Paris und Berlin springen ein
Die Ukraine hat erhebliche Schwierigkeiten, die Offensive Russlands aufzuhalten. Am Montag hatte US-Präsident Donald Trump ein Ende der Militärhilfen für die Ukraine angeordnet. Am Mittwoch erklärte dann CIA-Chef John Ratcliffe, dass auch die Weitergabe von US-Geheimdienstinformationen „pausiere“. Experten sehen die von den USA gelieferten Geheimdienstinformationen als entscheidend für den ukrainischen Abwehrkampf gegen die russischen Truppen.
Frankreichs Verteidigungsminister Sébastien Lecournu erklärte daraufhin, dass Paris dem von Russland angegriffenen Lande eigene Geheimdienstinformationen zur Verfügung stellen würde.

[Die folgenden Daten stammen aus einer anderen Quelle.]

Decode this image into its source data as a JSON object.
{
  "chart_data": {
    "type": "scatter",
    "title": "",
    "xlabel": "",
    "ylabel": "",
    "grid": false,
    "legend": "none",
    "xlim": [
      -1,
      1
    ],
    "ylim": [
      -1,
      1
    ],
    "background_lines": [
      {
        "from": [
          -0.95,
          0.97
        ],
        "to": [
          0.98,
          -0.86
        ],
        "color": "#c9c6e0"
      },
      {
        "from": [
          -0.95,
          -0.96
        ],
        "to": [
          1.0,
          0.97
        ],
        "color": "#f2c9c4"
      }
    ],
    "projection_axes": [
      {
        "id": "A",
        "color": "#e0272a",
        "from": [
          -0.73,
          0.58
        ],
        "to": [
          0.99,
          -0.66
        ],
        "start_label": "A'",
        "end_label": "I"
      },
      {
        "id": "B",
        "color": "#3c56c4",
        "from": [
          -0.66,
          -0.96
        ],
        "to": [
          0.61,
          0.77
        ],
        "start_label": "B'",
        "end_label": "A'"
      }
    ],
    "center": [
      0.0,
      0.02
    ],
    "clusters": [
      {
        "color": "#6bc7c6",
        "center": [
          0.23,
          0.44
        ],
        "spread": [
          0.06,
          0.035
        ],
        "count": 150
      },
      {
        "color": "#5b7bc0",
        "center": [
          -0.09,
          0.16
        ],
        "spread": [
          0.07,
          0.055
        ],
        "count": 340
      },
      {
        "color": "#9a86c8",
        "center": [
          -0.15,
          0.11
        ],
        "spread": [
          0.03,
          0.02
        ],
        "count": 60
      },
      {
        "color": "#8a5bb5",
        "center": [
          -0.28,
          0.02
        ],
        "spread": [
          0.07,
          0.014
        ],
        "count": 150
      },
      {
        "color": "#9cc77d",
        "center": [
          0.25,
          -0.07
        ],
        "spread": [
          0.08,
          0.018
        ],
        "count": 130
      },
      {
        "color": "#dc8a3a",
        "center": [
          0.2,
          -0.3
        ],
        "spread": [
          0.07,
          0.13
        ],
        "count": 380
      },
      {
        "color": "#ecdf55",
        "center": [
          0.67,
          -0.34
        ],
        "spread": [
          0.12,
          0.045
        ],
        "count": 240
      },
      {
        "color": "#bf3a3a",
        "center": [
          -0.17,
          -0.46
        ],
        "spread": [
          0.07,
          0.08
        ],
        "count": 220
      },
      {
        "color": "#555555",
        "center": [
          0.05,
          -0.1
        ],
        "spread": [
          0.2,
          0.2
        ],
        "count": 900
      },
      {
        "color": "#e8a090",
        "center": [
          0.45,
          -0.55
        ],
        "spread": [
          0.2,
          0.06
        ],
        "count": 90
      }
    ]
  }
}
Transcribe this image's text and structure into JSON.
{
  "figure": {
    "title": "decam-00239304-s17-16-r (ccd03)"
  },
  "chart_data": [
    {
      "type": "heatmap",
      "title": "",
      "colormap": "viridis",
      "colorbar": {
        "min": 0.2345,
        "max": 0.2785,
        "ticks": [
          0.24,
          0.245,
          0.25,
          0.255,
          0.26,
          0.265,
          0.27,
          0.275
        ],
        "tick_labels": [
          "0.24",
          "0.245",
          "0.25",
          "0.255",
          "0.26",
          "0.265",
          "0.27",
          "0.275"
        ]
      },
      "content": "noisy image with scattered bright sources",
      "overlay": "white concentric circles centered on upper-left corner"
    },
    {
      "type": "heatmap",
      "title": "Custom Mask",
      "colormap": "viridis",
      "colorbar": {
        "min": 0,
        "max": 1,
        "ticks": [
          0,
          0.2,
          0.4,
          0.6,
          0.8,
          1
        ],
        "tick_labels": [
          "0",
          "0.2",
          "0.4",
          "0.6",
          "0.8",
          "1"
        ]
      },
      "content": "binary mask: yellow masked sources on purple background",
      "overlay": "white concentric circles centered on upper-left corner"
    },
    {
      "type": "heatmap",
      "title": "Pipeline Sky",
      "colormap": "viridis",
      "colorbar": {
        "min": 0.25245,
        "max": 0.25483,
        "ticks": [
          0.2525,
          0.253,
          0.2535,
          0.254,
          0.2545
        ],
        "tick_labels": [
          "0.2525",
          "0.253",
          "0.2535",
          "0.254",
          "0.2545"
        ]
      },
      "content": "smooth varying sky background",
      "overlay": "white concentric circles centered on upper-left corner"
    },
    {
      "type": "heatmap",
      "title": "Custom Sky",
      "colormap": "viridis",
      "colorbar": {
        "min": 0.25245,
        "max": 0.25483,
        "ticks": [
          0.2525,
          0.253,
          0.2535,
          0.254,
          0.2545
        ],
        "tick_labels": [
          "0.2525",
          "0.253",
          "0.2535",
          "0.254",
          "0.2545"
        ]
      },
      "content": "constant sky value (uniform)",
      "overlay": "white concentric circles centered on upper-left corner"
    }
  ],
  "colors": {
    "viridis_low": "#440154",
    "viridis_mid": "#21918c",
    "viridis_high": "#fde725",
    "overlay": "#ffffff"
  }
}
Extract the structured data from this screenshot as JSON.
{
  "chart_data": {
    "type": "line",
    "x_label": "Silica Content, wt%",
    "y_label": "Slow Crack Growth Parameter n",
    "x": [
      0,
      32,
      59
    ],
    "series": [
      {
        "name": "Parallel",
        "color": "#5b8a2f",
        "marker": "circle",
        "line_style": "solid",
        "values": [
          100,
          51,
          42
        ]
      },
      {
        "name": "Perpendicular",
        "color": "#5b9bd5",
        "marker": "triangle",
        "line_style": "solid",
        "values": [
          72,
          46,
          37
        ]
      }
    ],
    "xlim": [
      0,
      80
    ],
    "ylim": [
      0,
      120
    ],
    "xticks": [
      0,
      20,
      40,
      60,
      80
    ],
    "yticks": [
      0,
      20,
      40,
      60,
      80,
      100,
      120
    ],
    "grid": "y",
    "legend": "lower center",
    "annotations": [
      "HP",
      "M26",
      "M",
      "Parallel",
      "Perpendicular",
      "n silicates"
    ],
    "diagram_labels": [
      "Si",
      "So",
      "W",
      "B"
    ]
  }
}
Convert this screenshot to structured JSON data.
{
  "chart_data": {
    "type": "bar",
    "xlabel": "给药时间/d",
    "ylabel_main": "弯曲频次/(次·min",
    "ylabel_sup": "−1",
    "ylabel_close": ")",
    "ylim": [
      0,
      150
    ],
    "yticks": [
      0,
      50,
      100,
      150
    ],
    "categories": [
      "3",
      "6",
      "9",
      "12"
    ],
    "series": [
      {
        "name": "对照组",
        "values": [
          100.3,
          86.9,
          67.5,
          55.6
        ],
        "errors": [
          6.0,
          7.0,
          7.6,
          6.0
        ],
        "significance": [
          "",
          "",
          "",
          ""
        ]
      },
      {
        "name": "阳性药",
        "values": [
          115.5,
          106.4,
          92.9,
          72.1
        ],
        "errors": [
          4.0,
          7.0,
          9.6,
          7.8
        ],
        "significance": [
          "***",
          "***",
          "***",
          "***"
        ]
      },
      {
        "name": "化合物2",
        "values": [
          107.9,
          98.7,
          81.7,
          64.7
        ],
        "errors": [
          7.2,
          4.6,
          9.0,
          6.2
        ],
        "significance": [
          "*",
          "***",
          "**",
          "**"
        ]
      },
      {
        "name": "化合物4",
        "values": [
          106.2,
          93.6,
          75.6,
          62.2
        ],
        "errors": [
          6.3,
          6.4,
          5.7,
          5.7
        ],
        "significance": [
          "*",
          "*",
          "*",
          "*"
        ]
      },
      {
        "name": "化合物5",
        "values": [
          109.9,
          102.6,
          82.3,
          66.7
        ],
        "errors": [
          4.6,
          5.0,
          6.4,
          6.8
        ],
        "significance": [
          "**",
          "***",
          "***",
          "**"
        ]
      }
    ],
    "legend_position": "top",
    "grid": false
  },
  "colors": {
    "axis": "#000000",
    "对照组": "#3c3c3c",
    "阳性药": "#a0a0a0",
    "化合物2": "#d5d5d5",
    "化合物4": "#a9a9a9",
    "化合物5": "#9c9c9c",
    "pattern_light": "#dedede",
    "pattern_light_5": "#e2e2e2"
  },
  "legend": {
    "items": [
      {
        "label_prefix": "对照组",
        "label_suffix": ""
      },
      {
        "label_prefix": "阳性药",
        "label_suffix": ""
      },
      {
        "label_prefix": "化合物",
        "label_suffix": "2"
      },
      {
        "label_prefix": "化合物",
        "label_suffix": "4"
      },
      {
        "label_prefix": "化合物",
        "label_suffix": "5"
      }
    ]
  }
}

Während sich die USA seit der Rückkehr von Trump ins Weiße Haus um eine Annäherung an Moskau bemühen, fürchten Kiew und die Europäer, dass die Ukraine gezwungen werden könnte, ein Friedensabkommen zu den Bedingungen Moskaus zu akzeptieren.
Der deutsche Verteidigungsminister Boris Pistorius sagte seinem ukrainischen Kollegen Rustem Umerow am Donnerstag zusätzliche Hilfe zu. „Wir streben natürlich an, mit neuen Unterstützungsleistungen den Wegfall der US-Unterstützung zu kompensieren, zumindest einen überwiegenden Teil“, sagte Pistorius bei einem Treffen in Berlin. Konkret stellte er etwa „Artilleriemunition bis hin zur Führungskommunikation“ wie durch das US-Satellitennetzwerk Starlink in Aussicht.
Russland setzt indes seine Angriffe in der Ukraine ungeachtet der Aufnahme der Gespräche mit Washington über eine mögliche Beendigung des Krieges weiter fort. Bei einem russischen Angriff auf ein Hotel in der Heimatstadt Selenskyjs, Krywyj Rih, wurden Behördenangaben zufolge vier Menschen getötet und mehr als 30 weitere verletzt. In der Stadt Sumy wurde bei einem Angriff auf ein Lagerhaus nach Behördenangaben ein weiterer Mensch getötet.